The Tennessee Walking Horse National Museum is the only museum dedicated entirely to the Tennessee Walking Horse. It is located in downtown Wartrace, Tennessee, and contains exhibits on all aspects of the Walking Horse industry.

==History==
The Tennessee Walking Horse National Museum was first established in Shelbyville, Tennessee, at which time it was housed in a room adjacent to the Cooper Steel Arena. In the 1990s it was moved to Lynchburg, but subsequently closed in 2005. In 2011 it reopened inside an old store in Wartrace, which is known by the nickname "The cradle of the Tennessee Walking Horse".

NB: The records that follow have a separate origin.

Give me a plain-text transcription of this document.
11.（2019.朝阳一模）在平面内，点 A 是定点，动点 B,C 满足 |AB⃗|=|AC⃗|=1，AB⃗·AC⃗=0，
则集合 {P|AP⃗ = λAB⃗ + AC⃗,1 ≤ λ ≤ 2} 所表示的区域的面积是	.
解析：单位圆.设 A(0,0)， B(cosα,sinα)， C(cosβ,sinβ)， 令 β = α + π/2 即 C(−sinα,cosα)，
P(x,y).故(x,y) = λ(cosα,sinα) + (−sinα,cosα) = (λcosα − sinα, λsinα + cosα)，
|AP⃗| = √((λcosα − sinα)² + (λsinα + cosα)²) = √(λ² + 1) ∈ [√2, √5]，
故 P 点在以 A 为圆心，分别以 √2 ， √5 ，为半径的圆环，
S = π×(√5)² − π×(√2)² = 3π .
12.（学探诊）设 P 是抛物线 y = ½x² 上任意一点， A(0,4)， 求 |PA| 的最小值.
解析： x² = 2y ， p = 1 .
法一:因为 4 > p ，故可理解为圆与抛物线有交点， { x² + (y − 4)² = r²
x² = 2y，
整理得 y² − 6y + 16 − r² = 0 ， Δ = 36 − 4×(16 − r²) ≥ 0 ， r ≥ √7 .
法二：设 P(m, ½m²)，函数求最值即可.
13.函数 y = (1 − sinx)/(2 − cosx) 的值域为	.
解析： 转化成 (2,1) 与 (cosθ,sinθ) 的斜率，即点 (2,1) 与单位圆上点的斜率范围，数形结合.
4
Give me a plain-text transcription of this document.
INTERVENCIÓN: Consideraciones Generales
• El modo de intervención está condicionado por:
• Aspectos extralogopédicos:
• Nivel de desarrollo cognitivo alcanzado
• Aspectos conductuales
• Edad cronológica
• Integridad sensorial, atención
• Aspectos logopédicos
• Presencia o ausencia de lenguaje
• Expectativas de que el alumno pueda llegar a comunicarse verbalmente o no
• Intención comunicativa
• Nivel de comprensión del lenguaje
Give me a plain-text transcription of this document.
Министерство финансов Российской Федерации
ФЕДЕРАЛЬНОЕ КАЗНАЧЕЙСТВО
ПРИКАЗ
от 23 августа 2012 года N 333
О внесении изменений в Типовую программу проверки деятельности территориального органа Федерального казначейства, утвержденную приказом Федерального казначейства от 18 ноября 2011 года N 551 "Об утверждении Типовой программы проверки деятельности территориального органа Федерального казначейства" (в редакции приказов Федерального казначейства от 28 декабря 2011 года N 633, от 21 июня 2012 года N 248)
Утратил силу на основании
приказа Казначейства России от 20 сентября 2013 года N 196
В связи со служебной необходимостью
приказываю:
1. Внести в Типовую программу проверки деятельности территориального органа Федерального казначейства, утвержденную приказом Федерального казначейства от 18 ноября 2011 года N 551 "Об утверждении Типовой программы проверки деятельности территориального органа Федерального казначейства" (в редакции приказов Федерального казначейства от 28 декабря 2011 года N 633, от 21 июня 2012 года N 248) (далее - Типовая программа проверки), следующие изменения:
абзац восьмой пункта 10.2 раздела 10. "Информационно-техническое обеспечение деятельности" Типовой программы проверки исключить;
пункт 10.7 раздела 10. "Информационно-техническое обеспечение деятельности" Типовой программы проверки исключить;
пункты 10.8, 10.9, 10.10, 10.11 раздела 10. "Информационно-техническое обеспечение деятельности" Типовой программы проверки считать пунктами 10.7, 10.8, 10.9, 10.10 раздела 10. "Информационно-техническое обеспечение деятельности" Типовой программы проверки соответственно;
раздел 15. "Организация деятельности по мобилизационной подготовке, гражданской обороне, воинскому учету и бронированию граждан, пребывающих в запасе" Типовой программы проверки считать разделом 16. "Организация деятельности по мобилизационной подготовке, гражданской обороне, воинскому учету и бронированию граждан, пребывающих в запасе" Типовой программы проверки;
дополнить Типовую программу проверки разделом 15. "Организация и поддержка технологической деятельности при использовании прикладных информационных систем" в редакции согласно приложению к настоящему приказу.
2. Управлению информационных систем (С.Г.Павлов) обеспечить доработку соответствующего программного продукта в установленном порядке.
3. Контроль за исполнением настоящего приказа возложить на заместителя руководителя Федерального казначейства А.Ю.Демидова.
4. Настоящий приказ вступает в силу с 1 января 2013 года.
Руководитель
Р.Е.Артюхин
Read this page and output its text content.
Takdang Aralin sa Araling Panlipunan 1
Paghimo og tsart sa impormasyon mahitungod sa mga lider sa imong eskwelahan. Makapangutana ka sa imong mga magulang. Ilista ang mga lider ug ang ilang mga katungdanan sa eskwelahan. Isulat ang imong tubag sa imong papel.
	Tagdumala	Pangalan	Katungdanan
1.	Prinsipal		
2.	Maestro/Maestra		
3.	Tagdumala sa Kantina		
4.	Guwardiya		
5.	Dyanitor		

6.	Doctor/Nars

In 2016, the museum was given over $3,000 in state grants. The money was used to restore old film of the Tennessee Walking Horse National Celebration and make it available for viewing.

==Exhibits==
The Tennessee Walking Horse National Museum contains a variety of exhibits related to all aspects of the Tennessee Walking Horse industry. There is an exhibit on the current World Grand Champion, updated yearly as a new horse wins, and saddles and tack worn by past winners. There are also exhibits honoring select breeders and trainers, which are changed periodically. One prominent piece is the saddle worn by the first National Champion, Strolling Jim, as well as a color portrait of him painted in 1940 by artist Bill Humphreys. Another exhibit is focused on Betty Sain, who became the first female rider to win a World Grand Championship. Sain won the title in 1966, on her horse Shaker's Shocker. The museum also contains a hands-on section where visitors can look through old show bills, industry-related magazines, and the like.